Falando em barato, BAIONETAS CALADAS é mais um exemplo do cinema de baixo orçamento do diretor, agora trabalhando para um grande estúdio, a 20th Century Fox, mas com custos de produção reduzidos, e filmado em apenas 20 dias. Foi o primeiro de uma acordo de sete filmes entre o realizador e o estúdio de Darryl F. Zanuck.

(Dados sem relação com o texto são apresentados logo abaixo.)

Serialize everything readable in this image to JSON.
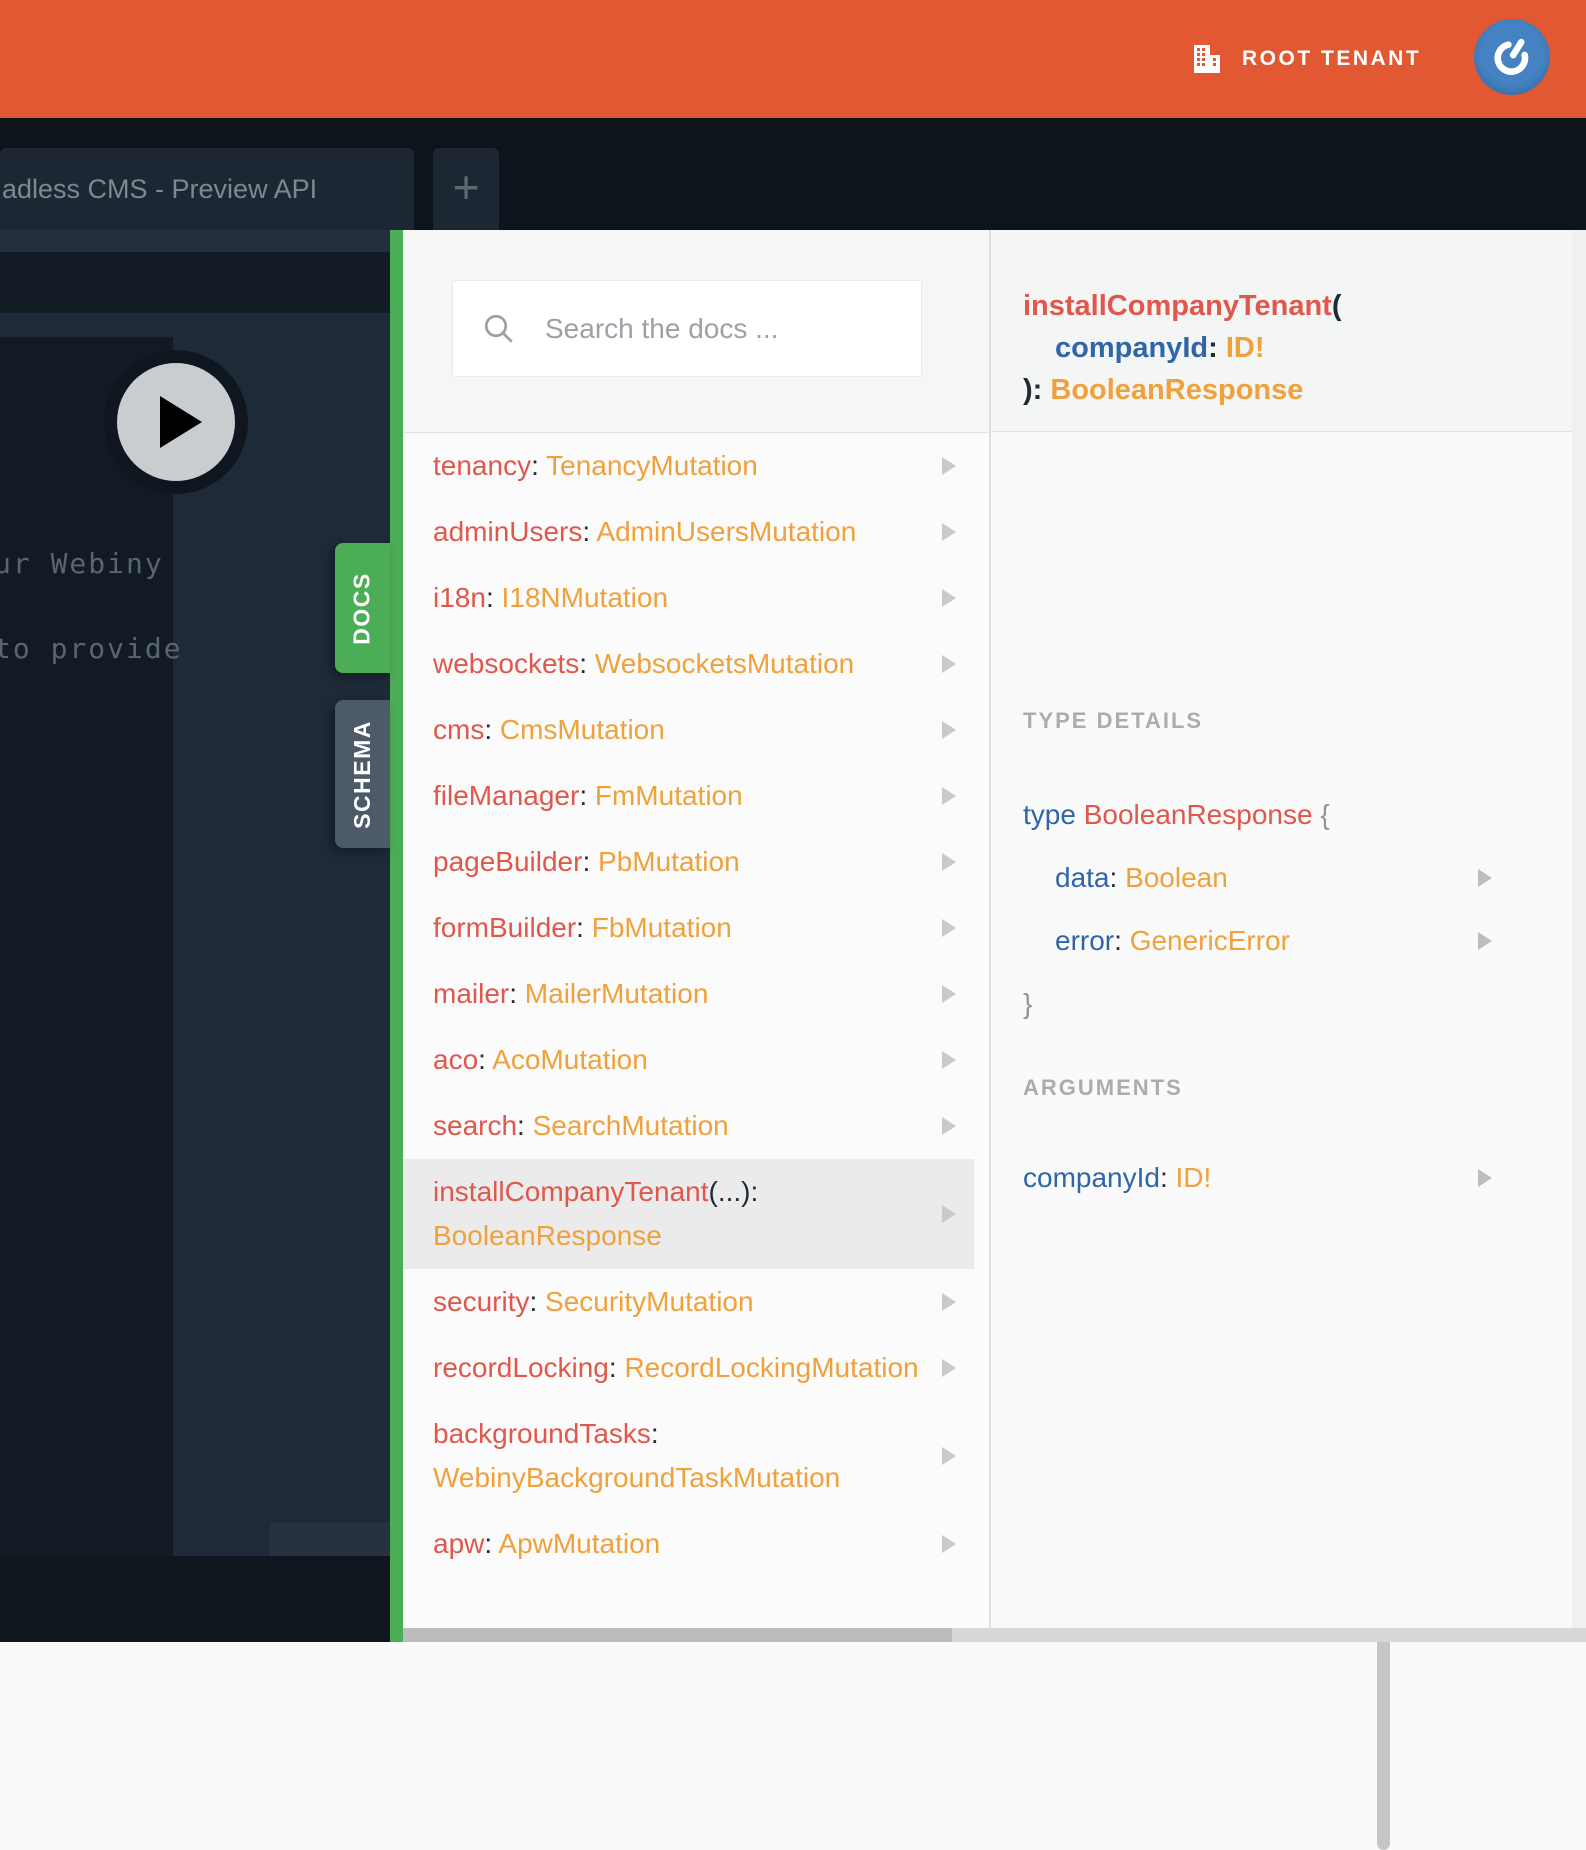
{
  "header": {
    "tenant_label": "ROOT TENANT"
  },
  "tab_bar": {
    "active_tab_title": "adless CMS - Preview API",
    "new_tab_label": "+"
  },
  "editor": {
    "visible_code_lines": [
      "ur Webiny",
      "to provide"
    ]
  },
  "side_tabs": {
    "docs_label": "DOCS",
    "schema_label": "SCHEMA"
  },
  "docs": {
    "search_placeholder": "Search the docs ...",
    "fields": [
      {
        "name": "tenancy",
        "type": "TenancyMutation"
      },
      {
        "name": "adminUsers",
        "type": "AdminUsersMutation"
      },
      {
        "name": "i18n",
        "type": "I18NMutation"
      },
      {
        "name": "websockets",
        "type": "WebsocketsMutation"
      },
      {
        "name": "cms",
        "type": "CmsMutation"
      },
      {
        "name": "fileManager",
        "type": "FmMutation"
      },
      {
        "name": "pageBuilder",
        "type": "PbMutation"
      },
      {
        "name": "formBuilder",
        "type": "FbMutation"
      },
      {
        "name": "mailer",
        "type": "MailerMutation"
      },
      {
        "name": "aco",
        "type": "AcoMutation"
      },
      {
        "name": "search",
        "type": "SearchMutation"
      },
      {
        "name": "installCompanyTenant",
        "args": "(...)",
        "type": "BooleanResponse",
        "highlighted": true
      },
      {
        "name": "security",
        "type": "SecurityMutation"
      },
      {
        "name": "recordLocking",
        "type": "RecordLockingMutation"
      },
      {
        "name": "backgroundTasks",
        "type": "WebinyBackgroundTaskMutation"
      },
      {
        "name": "apw",
        "type": "ApwMutation"
      }
    ]
  },
  "detail": {
    "signature": {
      "name": "installCompanyTenant",
      "paren_open": "(",
      "arg_name": "companyId",
      "colon": ": ",
      "arg_type": "ID!",
      "paren_close": "): ",
      "return_type": "BooleanResponse"
    },
    "section_type_details": "TYPE DETAILS",
    "section_arguments": "ARGUMENTS",
    "type_block": {
      "keyword": "type ",
      "name": "BooleanResponse",
      "brace_open": " {",
      "fields": [
        {
          "name": "data",
          "colon": ": ",
          "type": "Boolean"
        },
        {
          "name": "error",
          "colon": ": ",
          "type": "GenericError"
        }
      ],
      "brace_close": "}"
    },
    "argument": {
      "name": "companyId",
      "colon": ": ",
      "type": "ID!"
    }
  },
  "colors": {
    "header_orange": "#E25833",
    "docs_green": "#4CAD57",
    "field_red": "#E0574C",
    "type_orange": "#EFA13C",
    "keyword_blue": "#2E66A8",
    "highlight_row": "#EBEBEB"
  }
}
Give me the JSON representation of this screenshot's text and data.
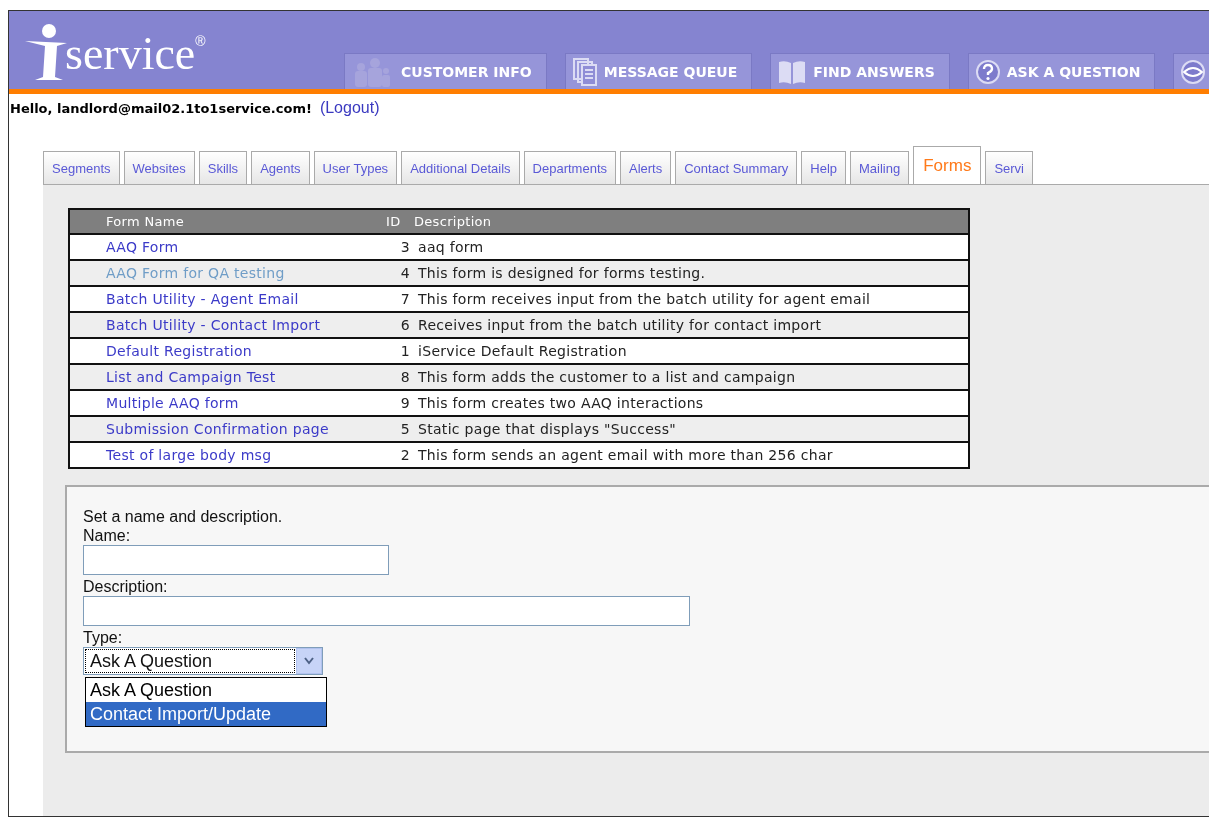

Visto no box O Cinema de Samuel Fuller.
+ DOIS FILMES
GODZILLA MINUS ONE (Gojira -1.0)
O que salta aos olhos logo que começa GODZILLA MINUS ONE (2023), de Takashi Yamazaki, é o visual. O avião sobrevoando a ilha, os tons de cores que remetem aos filmes coloridos mais antigos, a visão de um Japão que acabou de ser derrotado pela guerra mais traumatizante do país. Para o piloto de aviões que fugiu do dever de kamikaze, há também a culpa, que é agravada com a chegada do Godzilla à ilha em que ele está. Gosto de como o filme vai se aprofundando mais nos dramas dos personagens, desse rapaz e depois de uma mulher que ele conhece quando retorna a Tóquio. Mais até do que das cenas com o monstro, embora elas sejam muito bonitas de ver e também um tributo ao GODZILLA de 1956, inclusive com o modo de andar e de olhar do monstro. Não sei se o desencanto que o filme passa em relação ao governo japonês está relacionado apenas à época do pós-guerra ou se está também vinculado à atual situação política do país, mas é algo que chama a atenção. No mais, o tom de heroísmo que adotado parece destoar do que estamos acostumados a ver, parecendo também um retorno a um espírito do passado, de tempos mais inocentes, embora não exista inocência alguma depois de se atravessar uma guerra daquelas. A inocência talvez esteja simbolizada na criança que o protagonista cria como filha, representante do futuro. Uma surpresa e tanto o lançamento deste filme no Brasil. É importante que as pessoas o prestigiem, para que o cinema japonês, seja o autoral, seja o de gênero, volte a comparecer com força em nosso circuito exibidor.
GUERRA CIVIL (Civil War)
Quarto filme do cineasta inglês Alex Garland, um artista bem divisivo no gosto dos cinéfilos, mas que ganhou aqui a carta branca de comandar a produção mais cara da A24, até o momento. Para os brasileiros, GUERRA CIVIL (2024) ainda tem o atrativo de trazer Wagner Moura, como um jornalista que quer entrevistar o presidente dos Estados Unidos em Washington, quando o país atravessa uma guerra civil muito provavelmente nascida da polarização política. Senti falta de mais política no filme sendo explicitada, mas fica, de certa forma, claro o lado de Garland, principalmente na melhor cena do filme, a que mostra Jesse Plemons (não creditado) na pele de um soldado monstruoso, meio trumpista e muito xenófobo, ameaçando com uma arma os jornalistas. É uma cena de causar um mal estar imenso, mas é a mais poderosa, sem dúvida. De tirar o chapéu. Aliás, Garland tem a sorte aqui de trabalhar só com grandes atores. Kirsten Dunst está ótima como a fotógrafa de olhos mortos e fatigados, Wagner Moura como o homem que se alimenta e se alegra com a guerra, e a jovem Cailee Spaeny (PRISCILLA) como a fotógrafa iniciante que pega carona no grupo, junto com o jornalista veterano vivido por Stephen McKinley Henderson. GUERRA CIVIL é uma espécie de road movie. E como um road movie, é um filme de autodescobertas e transformações durante o processo. Acho bons os tempos de respiro, como as paradas para conversar, ou a ida a uma lojinha de roupa, mas aos poucos esses respiros vão ficando menos respiráveis, o que de certa forma é positivo para o que filme se propõe. Ainda assim, mesmo sendo um trabalho irregular em seu andamento e se mostrando um pouco hesitante em dar nomes aos bois na trama, é uma obra quase tão boa quanto MEN – FACES DO MEDO (2022), o controverso trabalho anterior do diretor.